Tuesday, February 13, 2018

Asian Violets have Cool Sophisticated Leaves.

Primulina 'Hisuke' with cool sophisticated leaves.

Marketing for everybody.

         “Asian Violets are like African Violets, but Better”.  I thought that this saying was perfect.  But not so.

         I’ve been working on a marketing workshop with Seth Godin, a Genius logical thinker.  Seth argues that “better” says nothing.  Every product is better, but in fact, consumers don’t all buy your better plants.  They buy what they consider important to them.

         In a discussion group, a woman offered her view:

     Why not just “Asian violets are African violets for sophisticated people”?

     You may be onto something by thinking about marketing to people with a more sophisticated sense of aesthetics. I imagine walking into a friend’s apartment, rolling my eyes at her African violets, and thinking,      “You’re smarter than that, dammit!”

            I told her that I laughed out loud.  Since I have friends that grow African Violets, I hadn’t considered that African Violets are not up with the times.

         I think that Asian Violets (Primulina) have a more sophisticated look and that may be the distinction to separate them from African Violets.  Violets are the leading flowering houseplant in the World.  That is not likely to change any time soon.

         “Asian Violets are like African Violets, but with cool sophisticated leaves.”


  1. The leaves are certainly more interesting but the delicate flowers make the plant so unique!

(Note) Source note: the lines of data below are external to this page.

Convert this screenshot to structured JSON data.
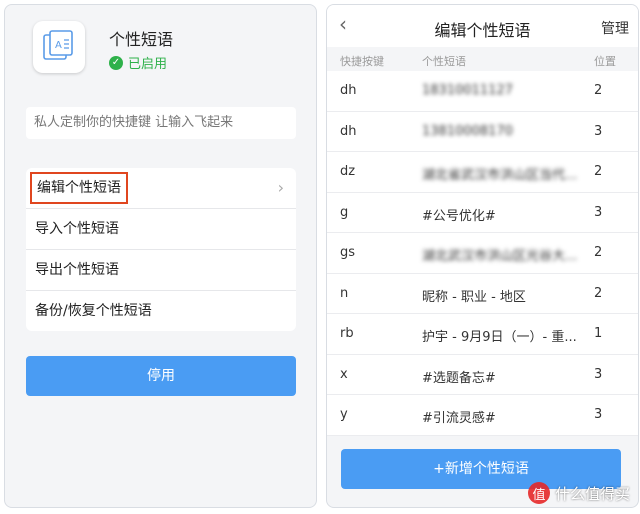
{
  "left": {
    "app": {
      "title": "个性短语",
      "status": "已启用"
    },
    "description": "私人定制你的快捷键 让输入飞起来",
    "menu": [
      {
        "label": "编辑个性短语"
      },
      {
        "label": "导入个性短语"
      },
      {
        "label": "导出个性短语"
      },
      {
        "label": "备份/恢复个性短语"
      }
    ],
    "disable_button": "停用"
  },
  "right": {
    "nav": {
      "back": "‹",
      "title": "编辑个性短语",
      "manage": "管理"
    },
    "columns": {
      "key": "快捷按键",
      "text": "个性短语",
      "position": "位置"
    },
    "rows": [
      {
        "key": "dh",
        "text": "18310011127",
        "position": "2",
        "blurred": true
      },
      {
        "key": "dh",
        "text": "13810008170",
        "position": "3",
        "blurred": true
      },
      {
        "key": "dz",
        "text": "湖北省武汉市洪山区当代...",
        "position": "2",
        "blurred": true
      },
      {
        "key": "g",
        "text": "#公号优化#",
        "position": "3",
        "blurred": false
      },
      {
        "key": "gs",
        "text": "湖北武汉市洪山区光谷大...",
        "position": "2",
        "blurred": true
      },
      {
        "key": "n",
        "text": "昵称 - 职业 - 地区",
        "position": "2",
        "blurred": false
      },
      {
        "key": "rb",
        "text": "护宇 - 9月9日（一）- 重...",
        "position": "1",
        "blurred": false
      },
      {
        "key": "x",
        "text": "#选题备忘#",
        "position": "3",
        "blurred": false
      },
      {
        "key": "y",
        "text": "#引流灵感#",
        "position": "3",
        "blurred": false
      }
    ],
    "add_button": "+新增个性短语"
  },
  "watermark": {
    "logo": "值",
    "text": "什么值得买"
  },
  "colors": {
    "accent": "#4a9cf3",
    "status_green": "#2eb14a",
    "highlight_border": "#e0461f",
    "background": "#f4f5f7"
  },
  "icons": {
    "app_icon": "keyboard-phrase-icon",
    "status_icon": "check-circle-icon",
    "menu_arrow": "chevron-right-icon",
    "back_icon": "chevron-left-icon"
  }
}
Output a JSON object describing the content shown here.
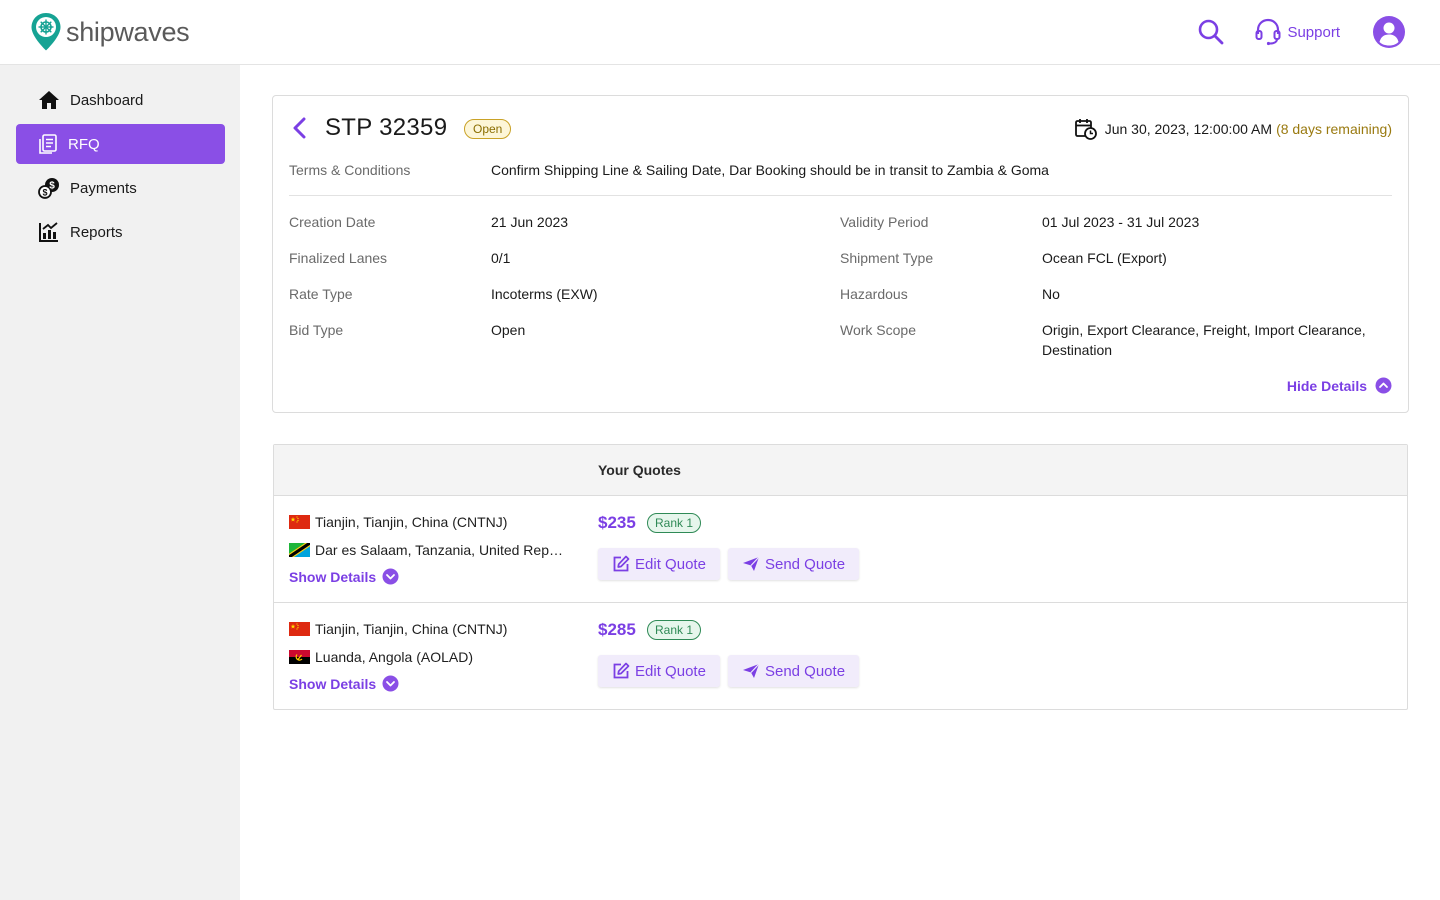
{
  "app": {
    "logo_text": "shipwaves",
    "brand_color": "#7b3fe4",
    "accent_teal": "#16a394"
  },
  "header": {
    "search_icon": "search-icon",
    "support_label": "Support",
    "support_icon": "headset-icon",
    "avatar_icon": "user-avatar-icon"
  },
  "sidebar": {
    "items": [
      {
        "label": "Dashboard",
        "icon": "home-icon",
        "active": false
      },
      {
        "label": "RFQ",
        "icon": "document-list-icon",
        "active": true
      },
      {
        "label": "Payments",
        "icon": "coins-icon",
        "active": false
      },
      {
        "label": "Reports",
        "icon": "bar-chart-icon",
        "active": false
      }
    ]
  },
  "rfq": {
    "title": "STP 32359",
    "status": "Open",
    "deadline": "Jun 30, 2023, 12:00:00 AM",
    "remaining": "(8 days remaining)",
    "terms_label": "Terms & Conditions",
    "terms_value": "Confirm Shipping Line & Sailing Date, Dar Booking should be in transit to Zambia & Goma",
    "details_left": [
      {
        "label": "Creation Date",
        "value": "21 Jun 2023"
      },
      {
        "label": "Finalized Lanes",
        "value": "0/1"
      },
      {
        "label": "Rate Type",
        "value": "Incoterms (EXW)"
      },
      {
        "label": "Bid Type",
        "value": "Open"
      }
    ],
    "details_right": [
      {
        "label": "Validity Period",
        "value": "01 Jul 2023 - 31 Jul 2023"
      },
      {
        "label": "Shipment Type",
        "value": "Ocean FCL (Export)"
      },
      {
        "label": "Hazardous",
        "value": "No"
      },
      {
        "label": "Work Scope",
        "value": "Origin, Export Clearance, Freight, Import Clearance, Destination"
      }
    ],
    "hide_details_label": "Hide Details"
  },
  "quotes": {
    "header_label": "Your Quotes",
    "rows": [
      {
        "origin": "Tianjin, Tianjin, China (CNTNJ)",
        "origin_flag": "china-flag",
        "destination": "Dar es Salaam, Tanzania, United Republic of (TZDAR)",
        "destination_flag": "tanzania-flag",
        "show_details_label": "Show Details",
        "price": "$235",
        "rank": "Rank 1",
        "edit_label": "Edit Quote",
        "send_label": "Send Quote"
      },
      {
        "origin": "Tianjin, Tianjin, China (CNTNJ)",
        "origin_flag": "china-flag",
        "destination": "Luanda, Angola (AOLAD)",
        "destination_flag": "angola-flag",
        "show_details_label": "Show Details",
        "price": "$285",
        "rank": "Rank 1",
        "edit_label": "Edit Quote",
        "send_label": "Send Quote"
      }
    ]
  }
}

  2. When Primulina become common houseplants, flowering will be the surprise bonus. Most young plants will be bought without flower, as it takes a year or more to initiate flowers. The silver patterned leaves will be decorative between flowering.

    Please grow Asian violets and tell your friends.

  3. I have a question....I have tried looking it up but haven't found a solid answer.....are Primulina safe or toxic for dogs?

  4. My answer will not be 100% solid, either.

    Thousands of hobby growers have had Primulina for years and I have never heard of any safety issue with dogs or any other animal. However, there is the issue of choking on plant material.

    Primulina are not known to be toxic to animals, in my opinion.